A mitigação do direito de ação pelo Supremo Tribunal Federal – Análise crítica
Na sessão desta quarta-feira (14), o Pleno do Supremo Tribunal Federal reiterou lamentável entendimento segundo o qual “a ação por danos causados por agente público deve ser ajuizada contra o Estado ou a pessoa jurídica de direito privado, prestadora de serviço público, sendo parte ilegítima o autor do ato, assegurado o direito de regresso contra o responsável nos casos de dolo ou culpa” (RE 1027633).
Da leitura do art. 37, §6º, da Constituição da República, não se extrai a conclusão adotada pelo Supremo para afastar a possibilidade de a demanda ser proposta pela vítima somente ou inclusive contra o causador direto do dano.

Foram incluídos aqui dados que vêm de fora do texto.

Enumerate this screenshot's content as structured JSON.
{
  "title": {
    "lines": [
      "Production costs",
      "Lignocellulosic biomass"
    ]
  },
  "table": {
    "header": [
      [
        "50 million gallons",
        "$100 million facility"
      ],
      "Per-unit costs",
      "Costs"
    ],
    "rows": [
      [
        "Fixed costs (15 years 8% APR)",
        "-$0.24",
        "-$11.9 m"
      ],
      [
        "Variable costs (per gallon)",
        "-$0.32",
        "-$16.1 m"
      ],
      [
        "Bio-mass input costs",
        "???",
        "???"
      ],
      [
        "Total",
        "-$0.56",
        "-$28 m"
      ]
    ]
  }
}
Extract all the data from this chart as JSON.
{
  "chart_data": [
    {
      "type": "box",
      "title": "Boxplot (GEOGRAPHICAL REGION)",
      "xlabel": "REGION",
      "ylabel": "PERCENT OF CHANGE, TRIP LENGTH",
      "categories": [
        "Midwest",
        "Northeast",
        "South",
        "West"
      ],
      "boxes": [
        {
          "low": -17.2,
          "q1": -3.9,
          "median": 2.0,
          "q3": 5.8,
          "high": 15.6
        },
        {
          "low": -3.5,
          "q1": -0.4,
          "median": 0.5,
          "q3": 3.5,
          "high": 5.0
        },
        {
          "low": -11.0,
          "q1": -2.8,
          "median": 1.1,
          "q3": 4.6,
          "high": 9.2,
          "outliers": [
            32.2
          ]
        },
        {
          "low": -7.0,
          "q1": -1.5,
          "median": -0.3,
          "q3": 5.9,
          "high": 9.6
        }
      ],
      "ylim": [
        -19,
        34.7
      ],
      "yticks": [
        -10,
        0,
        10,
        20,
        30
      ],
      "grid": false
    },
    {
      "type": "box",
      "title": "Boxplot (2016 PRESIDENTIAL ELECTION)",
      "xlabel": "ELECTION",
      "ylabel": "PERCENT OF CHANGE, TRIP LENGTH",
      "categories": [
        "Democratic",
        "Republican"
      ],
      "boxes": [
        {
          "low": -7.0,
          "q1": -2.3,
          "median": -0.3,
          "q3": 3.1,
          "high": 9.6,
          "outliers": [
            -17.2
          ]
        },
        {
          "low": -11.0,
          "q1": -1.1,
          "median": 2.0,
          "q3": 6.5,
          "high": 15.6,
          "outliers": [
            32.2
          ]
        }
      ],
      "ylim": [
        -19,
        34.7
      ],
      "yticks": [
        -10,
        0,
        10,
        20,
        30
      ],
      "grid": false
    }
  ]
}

O dispositivo constitucional citado visa somente à aplicação ao Direito Público o que vale para o Direito Privado (responsabilidade pelo fato de outrem – disciplinada pelo Código Civil nos art. 932 a 934).
No texto está estabelecido que as pessoas jurídicas de direito público e as de direito privado respondem por atos de seus agentes que nessa qualidade causem danos a terceiros. Além disso, assegura o direito de regresso, autorizando as pessoas jurídicas a serem ressarcidas, acionando o causador direto do dano.

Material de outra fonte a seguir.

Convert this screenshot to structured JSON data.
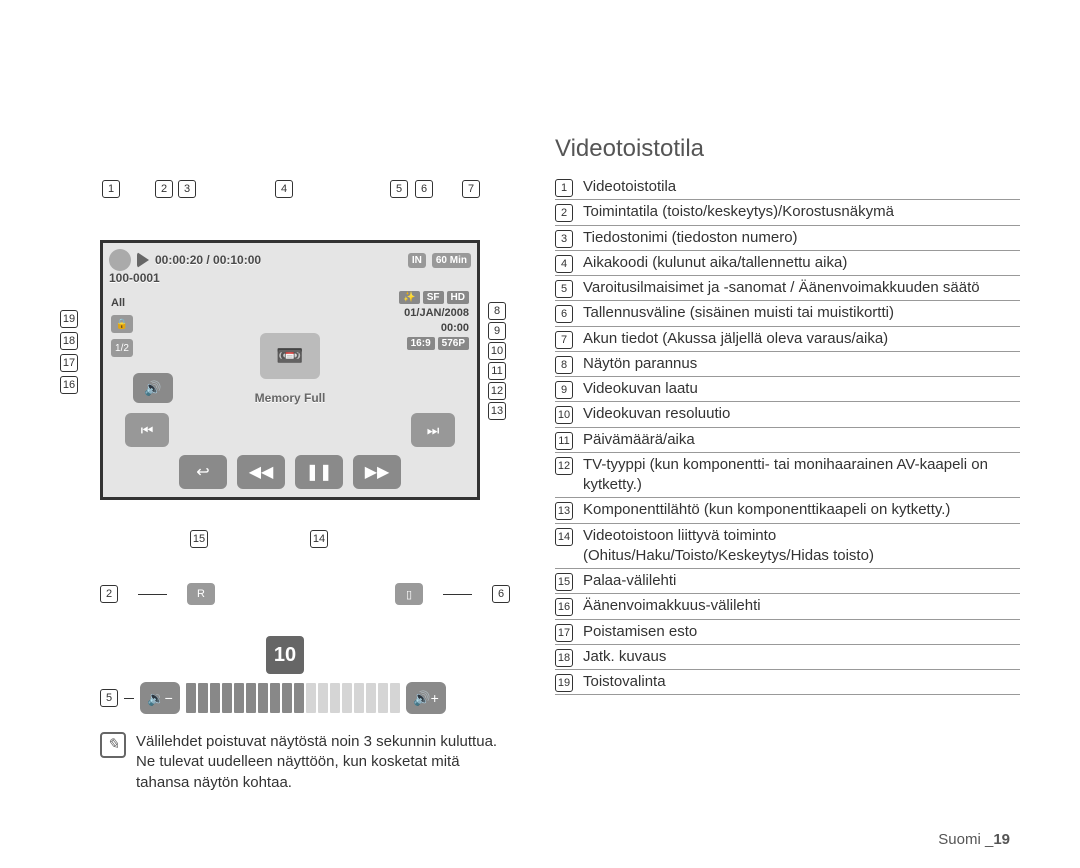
{
  "heading": "Videotoistotila",
  "legend": [
    {
      "n": "1",
      "text": "Videotoistotila"
    },
    {
      "n": "2",
      "text": "Toimintatila (toisto/keskeytys)/Korostusnäkymä"
    },
    {
      "n": "3",
      "text": "Tiedostonimi (tiedoston numero)"
    },
    {
      "n": "4",
      "text": "Aikakoodi (kulunut aika/tallennettu aika)"
    },
    {
      "n": "5",
      "text": "Varoitusilmaisimet ja -sanomat / Äänenvoimakkuuden säätö"
    },
    {
      "n": "6",
      "text": "Tallennusväline (sisäinen muisti tai muistikortti)"
    },
    {
      "n": "7",
      "text": "Akun tiedot (Akussa jäljellä oleva varaus/aika)"
    },
    {
      "n": "8",
      "text": "Näytön parannus"
    },
    {
      "n": "9",
      "text": "Videokuvan laatu"
    },
    {
      "n": "10",
      "text": "Videokuvan resoluutio"
    },
    {
      "n": "11",
      "text": "Päivämäärä/aika"
    },
    {
      "n": "12",
      "text": "TV-tyyppi (kun komponentti- tai monihaarainen AV-kaapeli on kytketty.)"
    },
    {
      "n": "13",
      "text": "Komponenttilähtö (kun komponenttikaapeli on kytketty.)"
    },
    {
      "n": "14",
      "text": "Videotoistoon liittyvä toiminto (Ohitus/Haku/Toisto/Keskeytys/Hidas toisto)"
    },
    {
      "n": "15",
      "text": "Palaa-välilehti"
    },
    {
      "n": "16",
      "text": "Äänenvoimakkuus-välilehti"
    },
    {
      "n": "17",
      "text": "Poistamisen esto"
    },
    {
      "n": "18",
      "text": "Jatk. kuvaus"
    },
    {
      "n": "19",
      "text": "Toistovalinta"
    }
  ],
  "screen": {
    "timecode": "00:00:20 / 00:10:00",
    "filename": "100-0001",
    "in_label": "IN",
    "batt_label": "60 Min",
    "date": "01/JAN/2008",
    "time": "00:00",
    "memfull": "Memory Full",
    "sf": "SF",
    "hd": "HD",
    "ratio": "16:9",
    "p576": "576P",
    "all": "All"
  },
  "callouts_top": [
    "1",
    "2",
    "3",
    "4",
    "5",
    "6",
    "7"
  ],
  "callouts_right": [
    "8",
    "9",
    "10",
    "11",
    "12",
    "13"
  ],
  "callouts_left": [
    "19",
    "18",
    "17",
    "16"
  ],
  "callouts_bottom": [
    "15",
    "14"
  ],
  "sub_left": "2",
  "sub_right": "6",
  "big10": "10",
  "note": "Välilehdet poistuvat näytöstä noin 3 sekunnin kuluttua. Ne tulevat uudelleen näyttöön, kun kosketat mitä tahansa näytön kohtaa.",
  "footer_lang": "Suomi _",
  "footer_page": "19",
  "volume": {
    "level": 10,
    "segments": 18
  },
  "colors": {
    "border": "#333333",
    "screen_bg": "#e5e5e5",
    "btn": "#8a8a8a",
    "badge": "#888888"
  }
}
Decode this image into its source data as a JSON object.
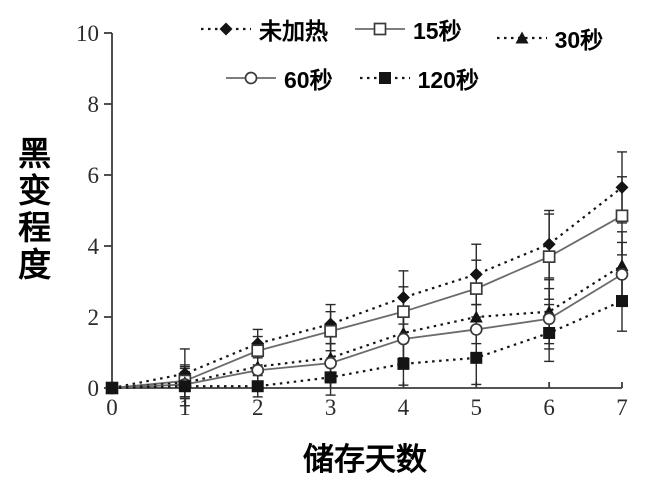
{
  "chart_data": {
    "type": "line",
    "title": "",
    "xlabel": "储存天数",
    "ylabel": "黑变程度",
    "x": [
      0,
      1,
      2,
      3,
      4,
      5,
      6,
      7
    ],
    "xlim": [
      0,
      7
    ],
    "ylim": [
      0,
      10
    ],
    "xticks": [
      0,
      1,
      2,
      3,
      4,
      5,
      6,
      7
    ],
    "yticks": [
      0,
      2,
      4,
      6,
      8,
      10
    ],
    "grid": false,
    "legend_position": "top-center",
    "error_bars": true,
    "series": [
      {
        "name": "未加热",
        "marker": "filled-diamond",
        "line": "dotted",
        "values": [
          0,
          0.4,
          1.25,
          1.8,
          2.55,
          3.2,
          4.05,
          5.65
        ],
        "errors": [
          0,
          0.7,
          0.4,
          0.55,
          0.75,
          0.85,
          0.95,
          1.0
        ]
      },
      {
        "name": "15秒",
        "marker": "open-square",
        "line": "solid",
        "values": [
          0,
          0.2,
          1.05,
          1.6,
          2.15,
          2.8,
          3.7,
          4.85
        ],
        "errors": [
          0,
          0.45,
          0.4,
          0.55,
          0.7,
          0.8,
          1.2,
          1.1
        ]
      },
      {
        "name": "30秒",
        "marker": "filled-triangle",
        "line": "dotted",
        "values": [
          0,
          0.15,
          0.6,
          0.85,
          1.55,
          2.0,
          2.15,
          3.45
        ],
        "errors": [
          0,
          0.4,
          0.45,
          0.6,
          0.7,
          0.75,
          0.9,
          0.95
        ]
      },
      {
        "name": "60秒",
        "marker": "open-circle",
        "line": "solid",
        "values": [
          0,
          0.1,
          0.5,
          0.7,
          1.38,
          1.65,
          1.95,
          3.2
        ],
        "errors": [
          0,
          0.35,
          0.4,
          0.55,
          0.65,
          0.7,
          0.85,
          0.9
        ]
      },
      {
        "name": "120秒",
        "marker": "filled-square",
        "line": "dotted",
        "values": [
          0,
          0.05,
          0.05,
          0.3,
          0.68,
          0.85,
          1.55,
          2.45
        ],
        "errors": [
          0,
          0.55,
          0.3,
          0.5,
          0.6,
          0.75,
          0.8,
          0.85
        ]
      }
    ],
    "colors": {
      "dotted_line": "#141414",
      "solid_line": "#6b6b6b",
      "marker_fill": "#141414",
      "open_marker_stroke": "#3a3a3a",
      "axis": "#3c3c3c",
      "error_bar": "#2a2a2a",
      "tick_text": "#2b2b2b",
      "text": "#000000"
    }
  }
}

Portanto, diferentemente da interpretação dada pelo STF não se infere do dispositivo norma que estabeleça que a vítima não possa demandar direta ou exclusivamente contra o causador direto do dano.
Esse posicionamento cria uma “proteção odiosa” em benefício do causador direto do dano (agente público) em detrimento do direito da vítima, que é quem deveria ser protegida. Aliás, a vítima ainda poderia obter resultados mais céleres. Em primeiro lugar porque as pessoas de direito público têm prerrogativas processuais, como prazos maiores para se manifestar etc., o que o agente, pessoa física, não tem.
Além disso, a vítima também poderia receber o dinheiro da condenação mais rapidamente (pois não estaria sujeita ao regime de precatório, que a depender do valor da condenação é necessário), especialmente nos casos de categorias de agentes públicos que são ricos.
Por fim, a vítima poder acionar exclusivamente o agente público, o causador direto do dano, ainda representaria economia para o Estado (para o contribuinte), que não arcaria com os custos da ação indenizatória ajuizada pela vítima e nem os da ação regressiva contra o agente (causador direto) – que nem sempre é feita.
O entendimento do STF vai de encontro ao princípio da inafastabilidade do poder judiciário e ao próprio direito de ação, violando a regra de que cabe ao demandante escolher contra qual responsável prefere demandar.
Por Vinicius Pinheiro de Sant’Anna, advogado/sócio em Pinheiro de Sant’Anna & Advogados Associados e mestre em Processo Civil Constitucional pela Universidade Federal do Espírito Santo (Ufes).